At a time when the world is confused about the very meaning of marriage and the family, Catholicism owes the future of civilization the duty of offering to the world, once more, the beauty of marriage, “in the Lord,” – a union of one man and one woman, exclusive and open to the gift of life, forever – symbolizing the “forever” love of Christ for the Church (Ephesians 5:32-33). This is not the time for heterodoxy hidden under a false sense of “mercy” to dominate a synod of bishops. Catholicism cannot afford to speak from both sides of the mouth on the issue of marriage and the family. Fortunately, we have a rich magisterium to draw from: CastiConnubi, Gaudium et Spes, Humanae Vitae, FamiliarisConsortio, Evangelium Vitae, Deus Caritas Est, Evangelii Gaudium, the Catechism of the Catholic Church, and above all, the Sacred Scriptures, not leaving out the teaching of Fathers of the Church.
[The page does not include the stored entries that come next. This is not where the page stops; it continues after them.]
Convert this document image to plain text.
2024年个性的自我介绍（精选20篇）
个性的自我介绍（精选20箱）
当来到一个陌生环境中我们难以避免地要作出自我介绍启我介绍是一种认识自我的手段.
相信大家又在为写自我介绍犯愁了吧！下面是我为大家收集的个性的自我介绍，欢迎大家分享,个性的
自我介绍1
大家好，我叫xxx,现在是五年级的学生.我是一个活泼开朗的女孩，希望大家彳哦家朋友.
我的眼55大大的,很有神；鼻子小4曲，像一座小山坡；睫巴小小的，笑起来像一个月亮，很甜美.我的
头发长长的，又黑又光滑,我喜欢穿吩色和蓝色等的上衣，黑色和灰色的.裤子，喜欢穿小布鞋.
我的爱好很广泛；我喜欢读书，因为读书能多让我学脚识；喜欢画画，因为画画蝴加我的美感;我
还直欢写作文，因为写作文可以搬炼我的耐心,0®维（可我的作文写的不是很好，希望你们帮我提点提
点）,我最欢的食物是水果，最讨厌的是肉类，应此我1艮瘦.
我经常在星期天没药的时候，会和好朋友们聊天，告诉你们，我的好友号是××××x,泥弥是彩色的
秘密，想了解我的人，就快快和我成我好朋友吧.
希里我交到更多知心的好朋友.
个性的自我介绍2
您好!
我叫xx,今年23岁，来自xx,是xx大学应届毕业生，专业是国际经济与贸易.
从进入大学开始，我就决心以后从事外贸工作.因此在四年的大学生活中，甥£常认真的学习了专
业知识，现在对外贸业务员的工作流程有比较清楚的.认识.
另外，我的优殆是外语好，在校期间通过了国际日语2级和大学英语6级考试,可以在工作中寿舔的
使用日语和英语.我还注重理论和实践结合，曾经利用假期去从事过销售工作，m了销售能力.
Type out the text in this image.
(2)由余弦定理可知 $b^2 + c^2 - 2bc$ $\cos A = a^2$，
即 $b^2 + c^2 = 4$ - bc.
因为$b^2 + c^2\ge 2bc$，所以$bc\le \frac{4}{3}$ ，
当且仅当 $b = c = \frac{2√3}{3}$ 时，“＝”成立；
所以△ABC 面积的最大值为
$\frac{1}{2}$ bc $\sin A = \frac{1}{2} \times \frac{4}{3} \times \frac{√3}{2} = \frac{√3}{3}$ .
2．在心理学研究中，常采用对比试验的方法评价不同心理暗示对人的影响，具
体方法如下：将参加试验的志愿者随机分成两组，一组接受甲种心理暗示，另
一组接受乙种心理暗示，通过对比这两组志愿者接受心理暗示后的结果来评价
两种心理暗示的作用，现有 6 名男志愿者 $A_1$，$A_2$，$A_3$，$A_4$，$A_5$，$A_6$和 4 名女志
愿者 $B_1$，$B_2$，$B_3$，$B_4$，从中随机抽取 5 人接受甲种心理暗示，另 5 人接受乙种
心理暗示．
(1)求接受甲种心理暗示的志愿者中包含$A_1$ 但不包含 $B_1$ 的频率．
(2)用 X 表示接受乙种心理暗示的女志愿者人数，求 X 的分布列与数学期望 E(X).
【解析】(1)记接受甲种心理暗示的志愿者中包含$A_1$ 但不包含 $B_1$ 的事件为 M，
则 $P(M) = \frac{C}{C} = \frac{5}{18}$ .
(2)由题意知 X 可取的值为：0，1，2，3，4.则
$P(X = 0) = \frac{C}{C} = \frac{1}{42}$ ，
We thank God that the 2014 sausage-making Synod is over. We thank God for the bishops who stood for the faith of our fathers and mothers. Now is the time to journey deeply into the timeless teachings of our Holy Mother, the Church. Now is the time for Kasper to retire to a monastery and pray for the Church! Benedict XVI showed a beautiful and wonderful example of the apostolate of prayer worth emulating, when he abdicated the throne of Peter to take up the new position “at the foot of the cross” – in his own words, to pray for the Church!